A bioinformatics group from The Children's Hospital of Philadelphia collaborated with researchers from Rutgers University on the study, which appeared online today in Science.

"The algorithms we developed enable us to tackle many questions across diverse areas of DNA and RNA biology," said study co-author Deanne M. Taylor, Ph.D., Director of Bioinformatics in the Department of Biomedical and Health Informatics at The Children's Hospital of Philadelphia (CHOP). "Understanding these fundamental processes may help in developing antimicrobial treatments to fight bacterial disease."

Taylor collaborated on the study with biochemist Bryce Nickels, Ph.D., and chemist Richard Ebright, Ph.D., both from Rutgers, the State University of New Jersey.

The research focuses on transcription--how cells read genetic information stored in DNA by first synthesizing a copy of that genetic information as RNA. The enzyme RNA polymerase is the molecular machine that carries out transcription. In the current study, the CHOP/Rutgers team determined how RNA polymerase locates the site on DNA where it starts transcription.

In particular, working in bacteria, the CHOP/Rutgers team showed that after RNA polymerase binds to DNA and partly unwinds the two strands of the DNA helix, it then continues unwinding those two strands, pulling the unwound DNA strands into itself until it engages the transcription start site (TSS). The researchers call this process--unwinding DNA and pulling strands into itself--"DNA scrunching." Nickels points out, "Scientists have known for more than three decades that transcription start sites vary, but did not previously know the mechanism."

To detect DNA scrunching during TSS selection, the researchers developed powerful new experimental approaches, called MASTER and MASTER-XL. The CHOP/Rutgers team first described MASTER (for "massively systematic transcript end readout") in a December 2015 paper in Molecular Cell.

MASTER-XL combines the MASTER technology with crosslinking--introducing artificial amino acids at specific sites on proteins to crosslink to sites in DNA. Using high-throughput algorithms, the study team was able to precisely and rapidly pinpoint those crosslinking sites in a million different DNA sequences, each carrying a distinct TSS region.
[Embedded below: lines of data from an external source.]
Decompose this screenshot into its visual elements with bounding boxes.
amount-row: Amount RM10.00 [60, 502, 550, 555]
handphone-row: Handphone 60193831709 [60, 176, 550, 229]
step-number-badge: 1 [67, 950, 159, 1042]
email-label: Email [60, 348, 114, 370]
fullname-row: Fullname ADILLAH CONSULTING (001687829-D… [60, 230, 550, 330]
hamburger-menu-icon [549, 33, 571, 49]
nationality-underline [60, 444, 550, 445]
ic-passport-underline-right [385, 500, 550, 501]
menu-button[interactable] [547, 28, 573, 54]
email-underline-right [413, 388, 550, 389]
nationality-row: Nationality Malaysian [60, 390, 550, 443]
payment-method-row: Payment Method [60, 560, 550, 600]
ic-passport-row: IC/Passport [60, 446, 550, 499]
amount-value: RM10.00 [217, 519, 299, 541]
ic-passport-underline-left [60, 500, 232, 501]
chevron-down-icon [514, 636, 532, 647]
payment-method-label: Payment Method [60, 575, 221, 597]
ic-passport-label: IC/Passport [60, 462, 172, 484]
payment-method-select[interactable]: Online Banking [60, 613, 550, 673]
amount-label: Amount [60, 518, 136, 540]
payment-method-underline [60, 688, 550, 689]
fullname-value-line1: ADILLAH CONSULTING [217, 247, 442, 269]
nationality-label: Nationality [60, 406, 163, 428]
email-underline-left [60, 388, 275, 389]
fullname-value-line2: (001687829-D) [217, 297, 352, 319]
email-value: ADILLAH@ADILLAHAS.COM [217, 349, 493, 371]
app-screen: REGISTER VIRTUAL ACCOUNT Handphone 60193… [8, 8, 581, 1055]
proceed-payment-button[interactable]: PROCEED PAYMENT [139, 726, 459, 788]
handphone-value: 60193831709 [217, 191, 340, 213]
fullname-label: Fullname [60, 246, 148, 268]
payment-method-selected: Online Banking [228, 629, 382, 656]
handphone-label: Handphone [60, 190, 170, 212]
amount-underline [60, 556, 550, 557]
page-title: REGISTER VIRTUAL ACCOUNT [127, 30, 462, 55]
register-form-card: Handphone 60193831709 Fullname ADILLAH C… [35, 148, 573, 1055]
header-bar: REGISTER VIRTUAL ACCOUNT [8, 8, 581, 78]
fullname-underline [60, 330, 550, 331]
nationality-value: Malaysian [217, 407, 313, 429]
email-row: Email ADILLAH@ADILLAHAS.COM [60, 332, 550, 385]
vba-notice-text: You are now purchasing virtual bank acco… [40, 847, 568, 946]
In each sequence, the team identified the TSS as well as front (leading edge) and rear (trailing edge) positions where RNA polymerase attached to DNA.

Yuanchao Zhang, a graduate student working with Taylor's bioinformatics group at CHOP, developed the big-data algorithms with Taylor to analyze the sequencing data output from MASTER and MASTER-XL experiments. "Our algorithms rapidly process many millions of DNA and RNA sequence reads," said Taylor.

The rapid sequencing, plus advanced biochemical and chemical methods underlying the crosslinking, provided a key finding on how DNA scrunching occurs during transcription. As the position of the TSS changes, the position of RNA polymerase's leading edge changes in lock step, but the enzyme's trailing edge remains in the same position. This causes the DNA to scrunch: it remains fastened to RNA polymerase at its trailing edge, but RNA polymerase unwinds the adjacent DNA and pulls the unwound DNA into itself until it locates a new TSS.

"The crucial feature of our approach," explained Ebright, "is the combination of protein-DNA crosslinking with next-generation-sequencing of DNA. This enables us to perform crosslinking studies with a million different DNA sequences in the same amount of time that we previously would have needed to perform crosslinking studies with one DNA sequence." He added, "The million-fold increase in throughput allows biological problems to be solved that couldn't be solved before."